The pixies were electric blue and about eight inches high, with pointed faces and voices so shrill it was like listening to a lot of budgies arguing. The moment the cover had been removed, they had started jabbering and rocketing around, rattling the bars and making bizarre faces at the people nearest them.

"Right, then," Lockhart said loudly. "Let's see what you make of them!" And he opened the cage. It was pandemonium. The pixies shot in every direction like rockets. Two of them seized Neville by the ears and lifted him into the air. Several shot straight through the window, showering the back row with broken glass.

The rest proceeded to wreck the classroom more effectively than a rampaging rhino. They grabbed ink bottles and sprayed the class with them, shredded books and papers, tore pictures from the walls, up-ended the waste basket, grabbed bags and books and threw them out of the smashed window; within minutes, half the class was sheltering under desks and Neville was swinging from the iron chandelier in the ceiling.

"Come on now — round them up, round them up, they're only pixies," Lockhart shouted. He rolled up his sleeves, brandished his wand, and bellowed, "Peskipiksi Pesternomi!" It had absolutely no effect; one of the pixies seized his wand and threw it out of the window, too. Lockhart gulped and dived under his own desk, narrowly avoiding being squashed by Neville, who fell a second later as the chandelier gave way.

Edward rushed over to save Neville using the Float fruit to let Neville down slowly.
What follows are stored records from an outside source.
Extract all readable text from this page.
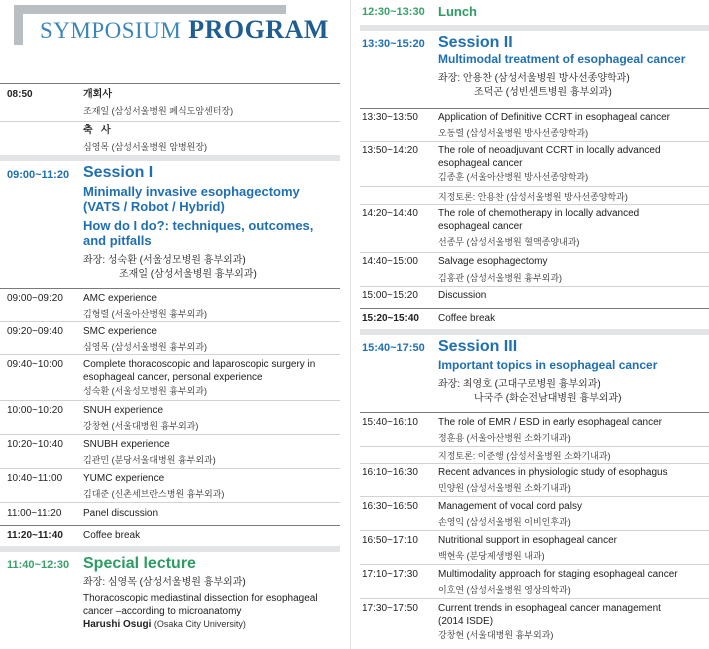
SYMPOSIUM PROGRAM
08:50	개회사
조재일 (삼성서울병원 폐식도암센터장)
축   사
심영목 (삼성서울병원 암병원장)
09:00~11:20 Session I
Minimally invasive esophagectomy
(VATS / Robot / Hybrid)
How do I do?: techniques, outcomes,
and pitfalls
좌장: 성숙환 (서울성모병원 흉부외과)
조재일 (삼성서울병원 흉부외과)
09:00~09:20 AMC experience
김형렬 (서울아산병원 흉부외과)
09:20~09:40 SMC experience
심영목 (삼성서울병원 흉부외과)
09:40~10:00 Complete thoracoscopic and laparoscopic surgery in
esophageal cancer, personal experience
성숙환 (서울성모병원 흉부외과)
10:00~10:20 SNUH experience
강창현 (서울대병원 흉부외과)
10:20~10:40 SNUBH experience
김관민 (분당서울대병원 흉부외과)
10:40~11:00 YUMC experience
김대준 (신촌세브란스병원 흉부외과)
11:00~11:20 Panel discussion
11:20~11:40 Coffee break
11:40~12:30 Special lecture
좌장: 심영목 (삼성서울병원 흉부외과)
Thoracoscopic mediastinal dissection for esophageal
cancer –according to microanatomy
Harushi Osugi (Osaka City University)
12:30~13:30 Lunch
13:30~15:20 Session II
Multimodal treatment of esophageal cancer
좌장: 안용찬 (삼성서울병원 방사선종양학과)
조덕곤 (성빈센트병원 흉부외과)
13:30~13:50 Application of Definitive CCRT in esophageal cancer
오동렬 (삼성서울병원 방사선종양학과)
13:50~14:20 The role of neoadjuvant CCRT in locally advanced
esophageal cancer
김종훈 (서울아산병원 방사선종양학과)
지정토론: 안용찬 (삼성서울병원 방사선종양학과)
14:20~14:40 The role of chemotherapy in locally advanced
esophageal cancer
선종무 (삼성서울병원 혈액종양내과)
14:40~15:00 Salvage esophagectomy
김홍관 (삼성서울병원 흉부외과)
15:00~15:20 Discussion
15:20~15:40 Coffee break
15:40~17:50 Session III
Important topics in esophageal cancer
좌장: 최영호 (고대구로병원 흉부외과)
나국주 (화순전남대병원 흉부외과)
15:40~16:10 The role of EMR / ESD in early esophageal cancer
정훈용 (서울아산병원 소화기내과)
지정토론: 이준행 (삼성서울병원 소화기내과)
16:10~16:30 Recent advances in physiologic study of esophagus
민양원 (삼성서울병원 소화기내과)
16:30~16:50 Management of vocal cord palsy
손영익 (삼성서울병원 이비인후과)
16:50~17:10 Nutritional support in esophageal cancer
백현욱 (분당제생병원 내과)
17:10~17:30 Multimodality approach for staging esophageal cancer
이호연 (삼성서울병원 영상의학과)
17:30~17:50 Current trends in esophageal cancer management
(2014 ISDE)
강창현 (서울대병원 흉부외과)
Seeing that the joke had gone too far, he took out his wand.

"Lightning Style: Circus of light."

The sparks from his wand went around and zapped all the Cornish pixies, who fell down as soon as they were paralyzed.

"Can you believe him?" roared Ron as one of the remaining pixies bit him painfully on the ear.

"He just wants to give us some hands-on experience," said Hermione, immobilizing two pixies at once with a clever Freezing Charm and stuffing them back into their cage.

"Hands on? "said Harry, who was trying to grab a pixie dancing out of reach with its tongue out.

"Hermione, he didn't have a clue what he was doing. Only Edward was able to deal with them easily."

"Rubbish," said Hermione. "You've read his books — look at all those amazing things he's done."

Edward rubbed his forehead," My dear gullible witch, I can say that I am a muggle in my books and people would still believe me as long as I don't show my magic."